- Born: Elizabeth Mary Shaw 14 February 1928 Hebburn
- Died: April 25, 2013 (aged 85) Hornby
- Scientific career
- Fields: Hydrology; Meteorology;
- Institutions: Imperial College, London

= Elizabeth M. Shaw =

British hydrologist (1928–2013)

Elizabeth Mary Shaw (14 February 1928 – 25 April 2013) was a British hydrologist and author of the popular textbook Hydrology in Practice.

== Life and education ==

Elizabeth Shaw was born at Hebburn on Tyne, UK, in 1928. In her childhood, she lived and went to school in Durham, UK. She gained her bachelor's degree in Geography from Bedford College in London, in 1949. In 1953 she began a postgraduate course in hydrology at Durham University, during which she spent two years measuring rainfall and run-off over the Upper Weardale catchment where she lived.

She died 25 April 2013.

== Career and research ==

From 1955–60 Elizabeth Shaw worked as a research assistant at Bedford College under Professor Gordon Manley. Here she worked on calculating meteorological series, using a (then new) Facit Hand Calculating Machine, contributing to the Central England temperature record that continues today to form the longest series of monthly temperature observations in existence. From 1960–63 she was a researcher at Keele University, working with Professor Stanley Beaver. Later, from 1963–65 she worked as a hydrologist at the Devon River Board at Exeter, and started to gain international recognition, including being one of only two women to give papers at a WMO International Conference in Quebec, Canada.

Elizabeth Shaw became a lecturer at Imperial College, London in 1965, as featured on the history page of the Environmental and Water Resource Engineering Department. There, she worked with Professor Peter Wolf as part of the hydrology section (formed in 1956) of the Civil Engineering Department. Shaw was recruited as the department started to award master's degrees in hydrology, starting 1964–65. At Imperial, she developed new analytical techniques to design rain gauge networks for accurate estimation of areal average rainfall.

Elizabeth Shaw's life and work is featured in the History of Hydrology Wiki.

==Hydrology in Practice==

Elizabeth Shaw's greatest career achievement was as author of the popular textbook "Hydrology in practice", first published in 1983 and now in its fourth edition.
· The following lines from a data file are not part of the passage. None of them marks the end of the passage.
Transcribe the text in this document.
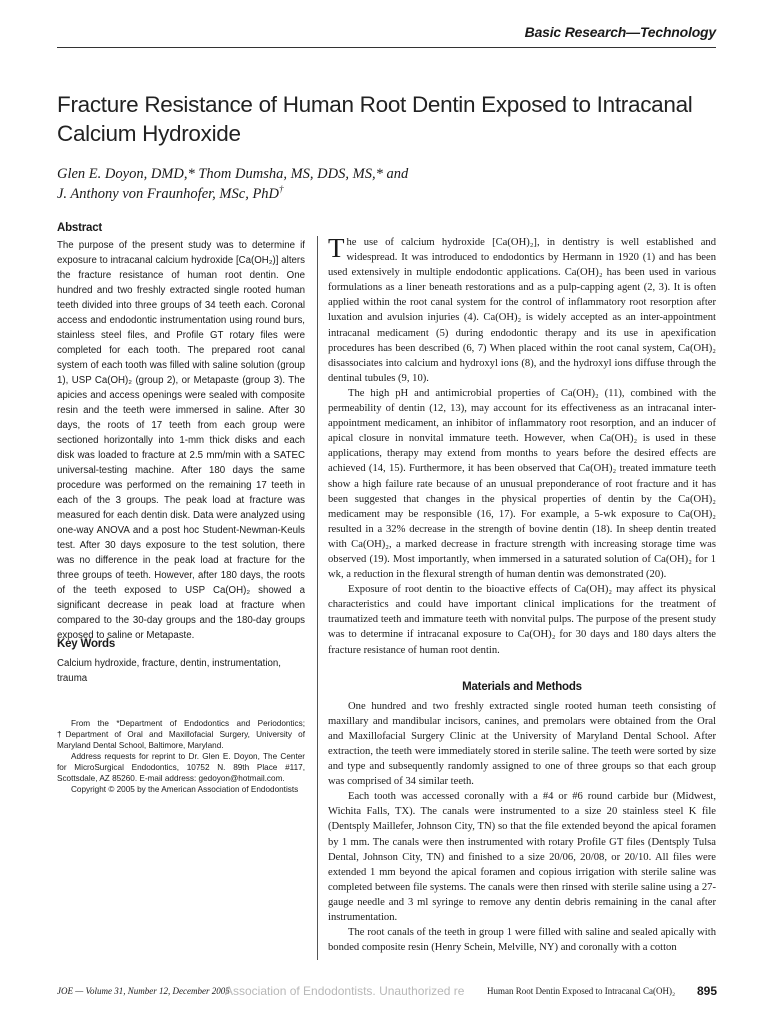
Basic Research—Technology
Fracture Resistance of Human Root Dentin Exposed to Intracanal Calcium Hydroxide
Glen E. Doyon, DMD,* Thom Dumsha, MS, DDS, MS,* and
J. Anthony von Fraunhofer, MSc, PhD†
Abstract
The purpose of the present study was to determine if exposure to intracanal calcium hydroxide [Ca(OH₂)] alters the fracture resistance of human root dentin. One hundred and two freshly extracted single rooted human teeth divided into three groups of 34 teeth each. Coronal access and endodontic instrumentation using round burs, stainless steel files, and Profile GT rotary files were completed for each tooth. The prepared root canal system of each tooth was filled with saline solution (group 1), USP Ca(OH)₂ (group 2), or Metapaste (group 3). The apicies and access openings were sealed with composite resin and the teeth were immersed in saline. After 30 days, the roots of 17 teeth from each group were sectioned horizontally into 1-mm thick disks and each disk was loaded to fracture at 2.5 mm/min with a SATEC universal-testing machine. After 180 days the same procedure was performed on the remaining 17 teeth in each of the 3 groups. The peak load at fracture was measured for each dentin disk. Data were analyzed using one-way ANOVA and a post hoc Student-Newman-Keuls test. After 30 days exposure to the test solution, there was no difference in the peak load at fracture for the three groups of teeth. However, after 180 days, the roots of the teeth exposed to USP Ca(OH)₂ showed a significant decrease in peak load at fracture when compared to the 30-day groups and the 180-day groups exposed to saline or Metapaste.
Key Words
Calcium hydroxide, fracture, dentin, instrumentation, trauma

From the *Department of Endodontics and Periodontics; †Department of Oral and Maxillofacial Surgery, University of Maryland Dental School, Baltimore, Maryland.

Address requests for reprint to Dr. Glen E. Doyon, The Center for MicroSurgical Endodontics, 10752 N. 89th Place #117, Scottsdale, AZ 85260. E-mail address: gedoyon@hotmail.com.

Copyright © 2005 by the American Association of Endodontists

The use of calcium hydroxide [Ca(OH)₂], in dentistry is well established and widespread. It was introduced to endodontics by Hermann in 1920 (1) and has been used extensively in multiple endodontic applications. Ca(OH)₂ has been used in various formulations as a liner beneath restorations and as a pulp-capping agent (2, 3). It is often applied within the root canal system for the control of inflammatory root resorption after luxation and avulsion injuries (4). Ca(OH)₂ is widely accepted as an inter-appointment intracanal medicament (5) during endodontic therapy and its use in apexification procedures has been described (6, 7) When placed within the root canal system, Ca(OH)₂ disassociates into calcium and hydroxyl ions (8), and the hydroxyl ions diffuse through the dentinal tubules (9, 10).

The high pH and antimicrobial properties of Ca(OH)₂ (11), combined with the permeability of dentin (12, 13), may account for its effectiveness as an intracanal inter-appointment medicament, an inhibitor of inflammatory root resorption, and an inducer of apical closure in nonvital immature teeth. However, when Ca(OH)₂ is used in these applications, therapy may extend from months to years before the desired effects are achieved (14, 15). Furthermore, it has been observed that Ca(OH)₂ treated immature teeth show a high failure rate because of an unusual preponderance of root fracture and it has been suggested that changes in the physical properties of dentin by the Ca(OH)₂ medicament may be responsible (16, 17). For example, a 5-wk exposure to Ca(OH)₂ resulted in a 32% decrease in the strength of bovine dentin (18). In sheep dentin treated with Ca(OH)₂, a marked decrease in fracture strength with increasing storage time was observed (19). Most importantly, when immersed in a saturated solution of Ca(OH)₂ for 1 wk, a reduction in the flexural strength of human dentin was demonstrated (20).

Exposure of root dentin to the bioactive effects of Ca(OH)₂ may affect its physical characteristics and could have important clinical implications for the treatment of traumatized teeth and immature teeth with nonvital pulps. The purpose of the present study was to determine if intracanal exposure to Ca(OH)₂ for 30 days and 180 days alters the fracture resistance of human root dentin.

Materials and Methods

One hundred and two freshly extracted single rooted human teeth consisting of maxillary and mandibular incisors, canines, and premolars were obtained from the Oral and Maxillofacial Surgery Clinic at the University of Maryland Dental School. After extraction, the teeth were immediately stored in sterile saline. The teeth were sorted by size and type and subsequently randomly assigned to one of three groups so that each group was comprised of 34 similar teeth.

Each tooth was accessed coronally with a #4 or #6 round carbide bur (Midwest, Wichita Falls, TX). The canals were instrumented to a size 20 stainless steel K file (Dentsply Maillefer, Johnson City, TN) so that the file extended beyond the apical foramen by 1 mm. The canals were then instrumented with rotary Profile GT files (Dentsply Tulsa Dental, Johnson City, TN) and finished to a size 20/06, 20/08, or 20/10. All files were extended 1 mm beyond the apical foramen and copious irrigation with sterile saline was completed between file systems. The canals were then rinsed with sterile saline using a 27-gauge needle and 3 ml syringe to remove any dentin debris remaining in the canal after instrumentation.

The root canals of the teeth in group 1 were filled with saline and sealed apically with bonded composite resin (Henry Schein, Melville, NY) and coronally with a cotton

JOE — Volume 31, Number 12, December 2005
Association of Endodontists. Unauthorized re	Human Root Dentin Exposed to Intracanal Ca(OH)₂ 895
The textbook covers hydrological measurements, analysis, modeling and applications, and is aimed at hydrology students in engineering and practice, particularly in the UK. It includes methods for use of the Flood Estimation Handbook, that offers guidance from the Centre for Ecology and Hydrology on standard methods for rainfall and river flood frequency estimation in the UK.
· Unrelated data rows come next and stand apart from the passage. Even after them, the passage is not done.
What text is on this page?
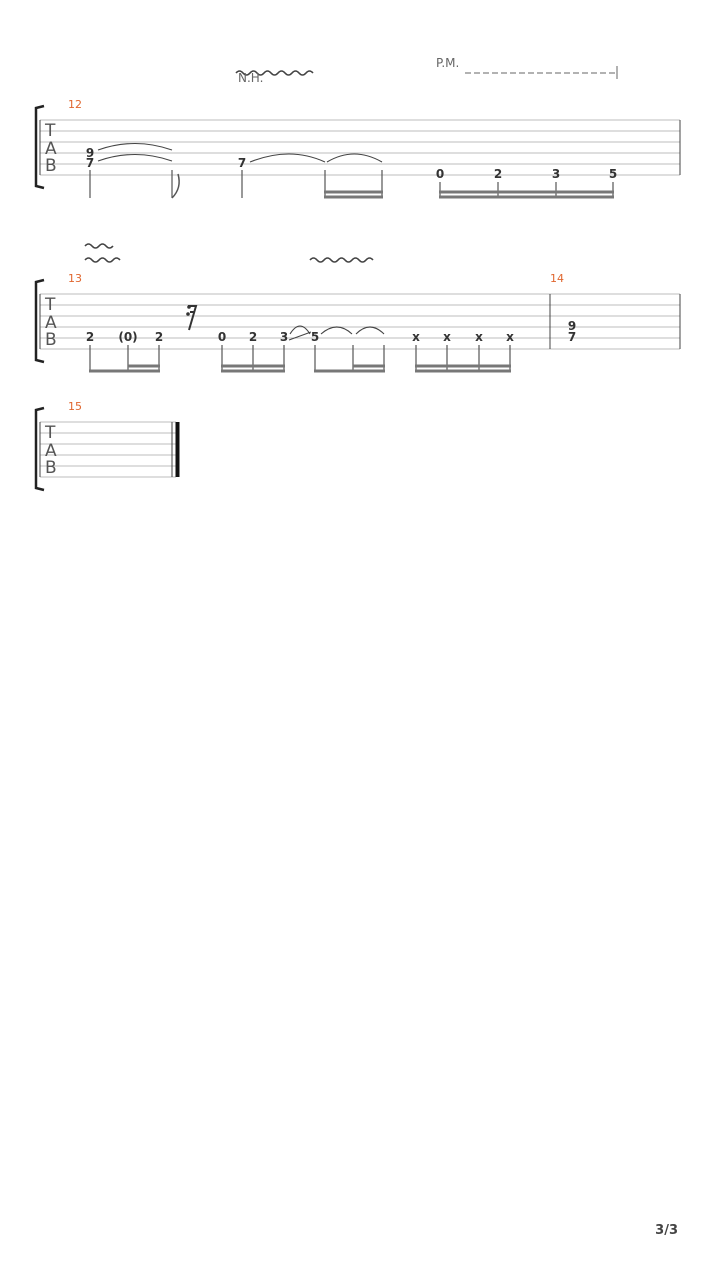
N.H.
P.M.
T
A
B
12
9
7	7
0	2	3	5
T
A
B
13	14
2 (0) 2	0 2 3 5	x x x x
9
7
T
A
B
15
3/3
The textbook is described by the publisher as "likely to be the course text for every undergraduate/MSc hydrology course in the UK". The third edition was described as "an excellent compendium of techniques and methods of hydrological measurement and data analysis" in a review published by Hydrological Sciences Journal. It was also reviewed by the Quarterly Journal of the Royal Meteorological Society and the Journal of Hydrology, and the textbook is featured by the History of Hydrology Wiki. Hydrology in Practice is widely used and recommended by universities and academic institutions, for example being suggested as an exam reference by the American Institute of Hydrology, and recommended as a hydrology reading highlight by Dartmouth College.